If you want to find out more about what it's like to work at Wise visit Wise.Jobs.
Data Science Lead - Screening employer: Wise
Contact Detail:
Wise Recruiting Team
StudySmarter Expert Advice 🤫
We think this is how you could land Data Science Lead - Screening
✨Tip Number 1
Network like a pro! Reach out to current employees at Wise on LinkedIn or other platforms. Ask them about their experiences and any tips they might have for your application process. Personal connections can give you an edge!
✨Tip Number 2
Prepare for the interview by brushing up on your technical skills. Since this role involves machine learning and Python, make sure you can discuss your past projects confidently. Practice explaining complex concepts in simple terms – it’ll impress the non-tech folks too!
✨Tip Number 3
Show your passion for Wise’s mission! During interviews, share why you’re excited about making money management easier for everyone. Relate your experience to their goals, especially in screening and safety – it’ll show you’re a great fit for the team.
✨Tip Number 4
Don’t forget to apply through our website! It’s the best way to ensure your application gets seen. Plus, you can keep track of your application status easily. Let’s get you that Data Science Lead position!

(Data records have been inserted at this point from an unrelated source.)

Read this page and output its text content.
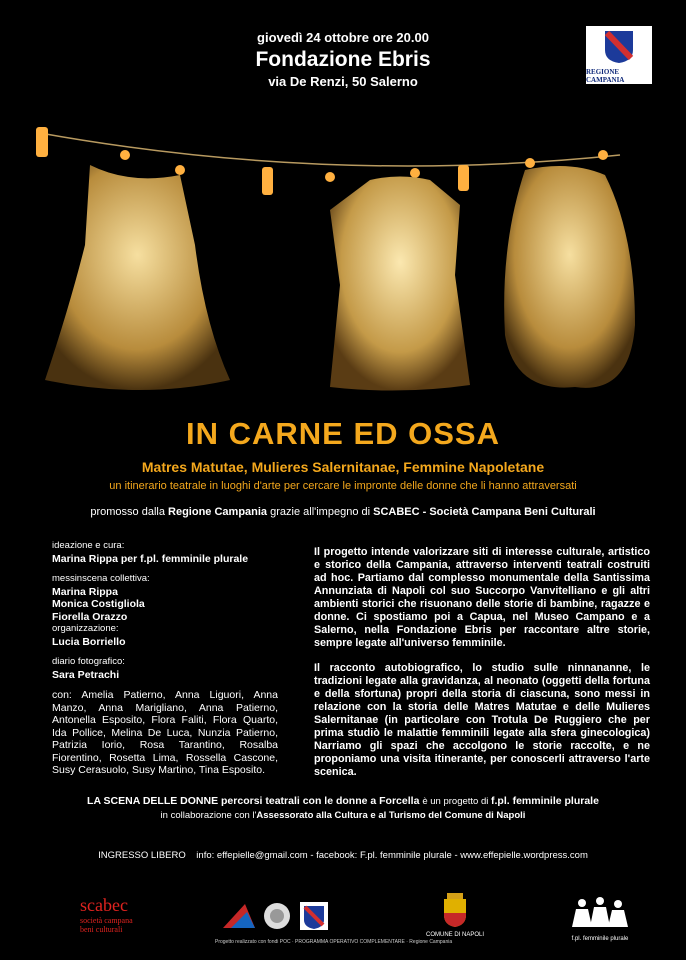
giovedì 24 ottobre ore 20.00
Fondazione Ebris
via De Renzi, 50 Salerno
REGIONE CAMPANIA
IN CARNE ED OSSA
Matres Matutae, Mulieres Salernitanae, Femmine Napoletane
un itinerario teatrale in luoghi d'arte per cercare le impronte delle donne che li hanno attraversati
promosso dalla Regione Campania grazie all'impegno di SCABEC - Società Campana Beni Culturali
ideazione e cura:
Marina Rippa per f.pl. femminile plurale
messinscena collettiva:
Marina Rippa
Monica Costigliola
Fiorella Orazzo
organizzazione:
Lucia Borriello
diario fotografico:
Sara Petrachi
con: Amelia Patierno, Anna Liguori, Anna Manzo, Anna Marigliano, Anna Patierno, Antonella Esposito, Flora Faliti, Flora Quarto, Ida Pollice, Melina De Luca, Nunzia Patierno, Patrizia Iorio, Rosa Tarantino, Rosalba Fiorentino, Rosetta Lima, Rossella Cascone, Susy Cerasuolo, Susy Martino, Tina Esposito.

Il progetto intende valorizzare siti di interesse culturale, artistico e storico della Campania, attraverso interventi teatrali costruiti ad hoc. Partiamo dal complesso monumentale della Santissima Annunziata di Napoli col suo Succorpo Vanvitelliano e gli altri ambienti storici che risuonano delle storie di bambine, ragazze e donne. Ci spostiamo poi a Capua, nel Museo Campano e a Salerno, nella Fondazione Ebris per raccontare altre storie, sempre legate all'universo femminile.

Il racconto autobiografico, lo studio sulle ninnananne, le tradizioni legate alla gravidanza, al neonato (oggetti della fortuna e della sfortuna) propri della storia di ciascuna, sono messi in relazione con la storia delle Matres Matutae e delle Mulieres Salernitanae (in particolare con Trotula De Ruggiero che per prima studiò le malattie femminili legate alla sfera ginecologica) Narriamo gli spazi che accolgono le storie raccolte, e ne proponiamo una visita itinerante, per conoscerli attraverso l'arte scenica.

LA SCENA DELLE DONNE percorsi teatrali con le donne a Forcella è un progetto di f.pl. femminile plurale
in collaborazione con l'Assessorato alla Cultura e al Turismo del Comune di Napoli
INGRESSO LIBERO    info: effepielle@gmail.com - facebook: F.pl. femminile plurale - www.effepielle.wordpress.com
scabec
società campana
beni culturali
Progetto realizzato con fondi POC · PROGRAMMA OPERATIVO COMPLEMENTARE · Regione Campania
COMUNE DI NAPOLI
f.pl. femminile plurale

We think you need these skills to ace Data Science Lead - Screening
Some tips for your application 🫡
Tailor Your CV: Make sure your CV is tailored to the Data Science Lead role. Highlight your experience with machine learning, Python, and any relevant screening domain knowledge. We want to see how your skills align with what we're looking for!

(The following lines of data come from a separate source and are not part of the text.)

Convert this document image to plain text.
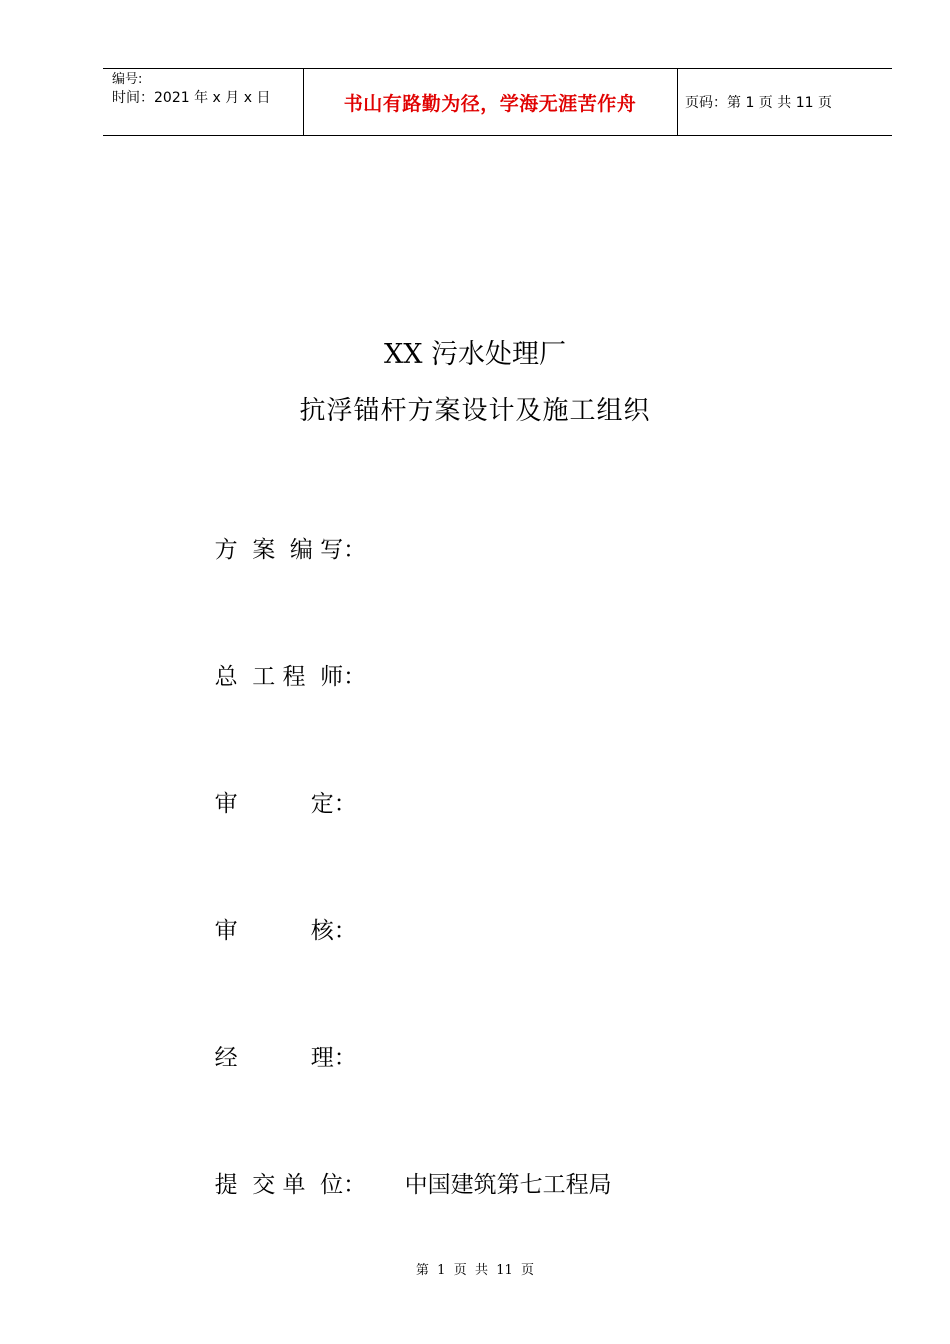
编号:
时间：2021 年 x 月 x 日	书山有路勤为径，学海无涯苦作舟	页码：第 1 页 共 11 页
XX 污水处理厂
抗浮锚杆方案设计及施工组织

方  案  编 写：

总  工 程  师：

审          定：

审          核：

经          理：

提  交 单  位： 中国建筑第七工程局

第  1  页  共  11  页
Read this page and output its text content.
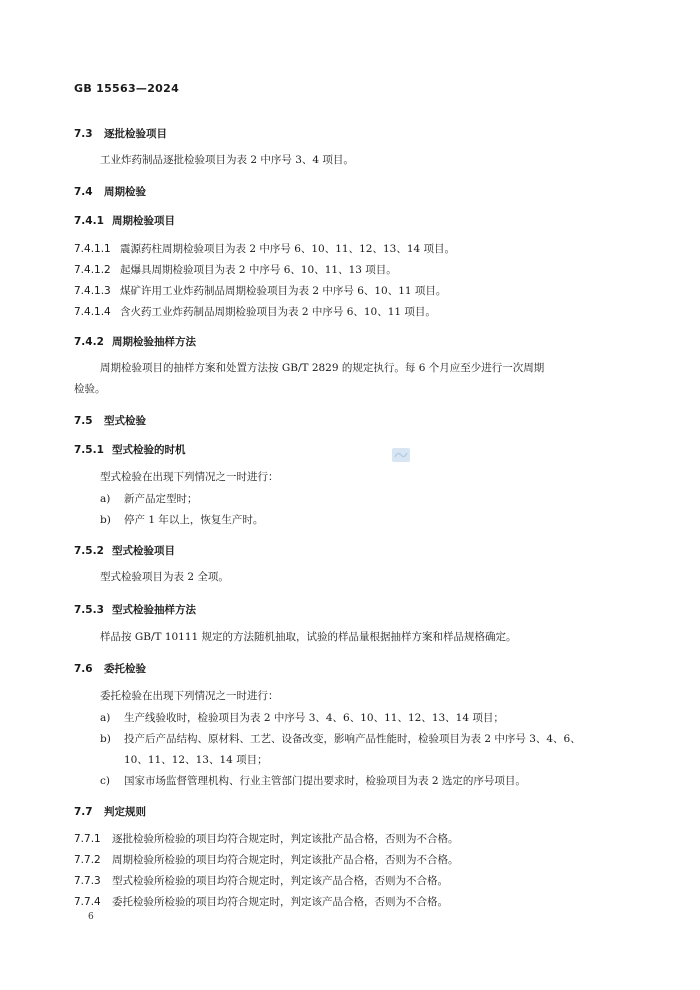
GB 15563—2024
7.3 逐批检验项目
工业炸药制品逐批检验项目为表 2 中序号 3、4 项目。
7.4 周期检验
7.4.1 周期检验项目
7.4.1.1 震源药柱周期检验项目为表 2 中序号 6、10、11、12、13、14 项目。
7.4.1.2 起爆具周期检验项目为表 2 中序号 6、10、11、13 项目。
7.4.1.3 煤矿许用工业炸药制品周期检验项目为表 2 中序号 6、10、11 项目。
7.4.1.4 含火药工业炸药制品周期检验项目为表 2 中序号 6、10、11 项目。
7.4.2 周期检验抽样方法
周期检验项目的抽样方案和处置方法按 GB/T 2829 的规定执行。每 6 个月应至少进行一次周期
检验。
7.5 型式检验
7.5.1 型式检验的时机
型式检验在出现下列情况之一时进行：
a) 新产品定型时；
b) 停产 1 年以上，恢复生产时。
7.5.2 型式检验项目
型式检验项目为表 2 全项。
7.5.3 型式检验抽样方法
样品按 GB/T 10111 规定的方法随机抽取，试验的样品量根据抽样方案和样品规格确定。
7.6 委托检验
委托检验在出现下列情况之一时进行：
a) 生产线验收时，检验项目为表 2 中序号 3、4、6、10、11、12、13、14 项目；
b) 投产后产品结构、原材料、工艺、设备改变，影响产品性能时，检验项目为表 2 中序号 3、4、6、
10、11、12、13、14 项目；
c) 国家市场监督管理机构、行业主管部门提出要求时，检验项目为表 2 选定的序号项目。
7.7 判定规则
7.7.1 逐批检验所检验的项目均符合规定时，判定该批产品合格，否则为不合格。
7.7.2 周期检验所检验的项目均符合规定时，判定该批产品合格，否则为不合格。
7.7.3 型式检验所检验的项目均符合规定时，判定该产品合格，否则为不合格。
7.7.4 委托检验所检验的项目均符合规定时，判定该产品合格，否则为不合格。
6
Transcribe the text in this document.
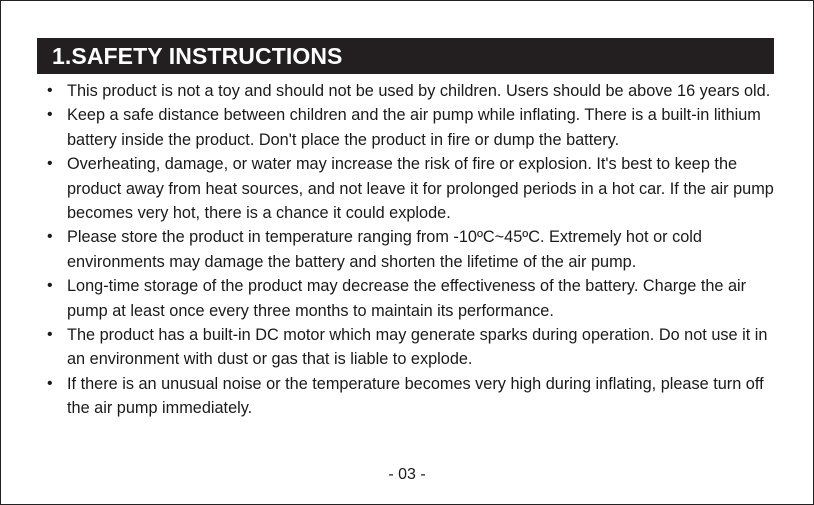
1.SAFETY INSTRUCTIONS
• This product is not a toy and should not be used by children. Users should be above 16 years old.
• Keep a safe distance between children and the air pump while inflating. There is a built-in lithium battery inside the product. Don't place the product in fire or dump the battery.
• Overheating, damage, or water may increase the risk of fire or explosion. It's best to keep the product away from heat sources, and not leave it for prolonged periods in a hot car. If the air pump becomes very hot, there is a chance it could explode.
• Please store the product in temperature ranging from -10ºC~45ºC. Extremely hot or cold environments may damage the battery and shorten the lifetime of the air pump.
• Long-time storage of the product may decrease the effectiveness of the battery. Charge the air pump at least once every three months to maintain its performance.
• The product has a built-in DC motor which may generate sparks during operation. Do not use it in an environment with dust or gas that is liable to explode.
• If there is an unusual noise or the temperature becomes very high during inflating, please turn off the air pump immediately.
- 03 -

Craft a Compelling Cover Letter: Your cover letter is your chance to shine! Use it to explain why you're passionate about the role and how you can contribute to our mission at Wise. Keep it concise but impactful – we love a good story!
Showcase Your Problem-Solving Skills: In your application, don’t forget to mention specific examples of how you've tackled complex problems in the past. We’re all about finding solutions, so let us know how you’ve made an impact in previous roles!
Apply Through Our Website: We encourage you to apply directly through our website. It’s the best way to ensure your application gets into the right hands. Plus, it shows us you’re serious about joining our team at Wise!
How to prepare for a job interview at Wise
✨Know Your Stuff
Make sure you brush up on your machine learning and data science concepts, especially those related to screening systems. Be ready to discuss your experience with Python and any relevant projects you've worked on. This will show that you're not just familiar with the theory but can also apply it practically.
✨Showcase Your Problem-Solving Skills
Prepare examples of how you've tackled complex problems in previous roles. Think about specific challenges you've faced in machine learning or data analysis and how you approached them. This will demonstrate your analytical mindset and ability to refine problem statements effectively.
✨Communicate Clearly
Since you'll be working with cross-functional teams, practice explaining technical concepts in simple terms. Prepare to articulate your thoughts clearly, especially when discussing your ideas with non-technical stakeholders. Good communication is key to ensuring everyone is on the same page.
✨Emphasise Team Building Experience
As a Data Science Lead, you'll be responsible for building and mentoring a team. Share your experiences in hiring and developing talent, and how you've fostered a collaborative environment. Highlighting your leadership skills will show that you're ready to take on this role and contribute to Wise's mission.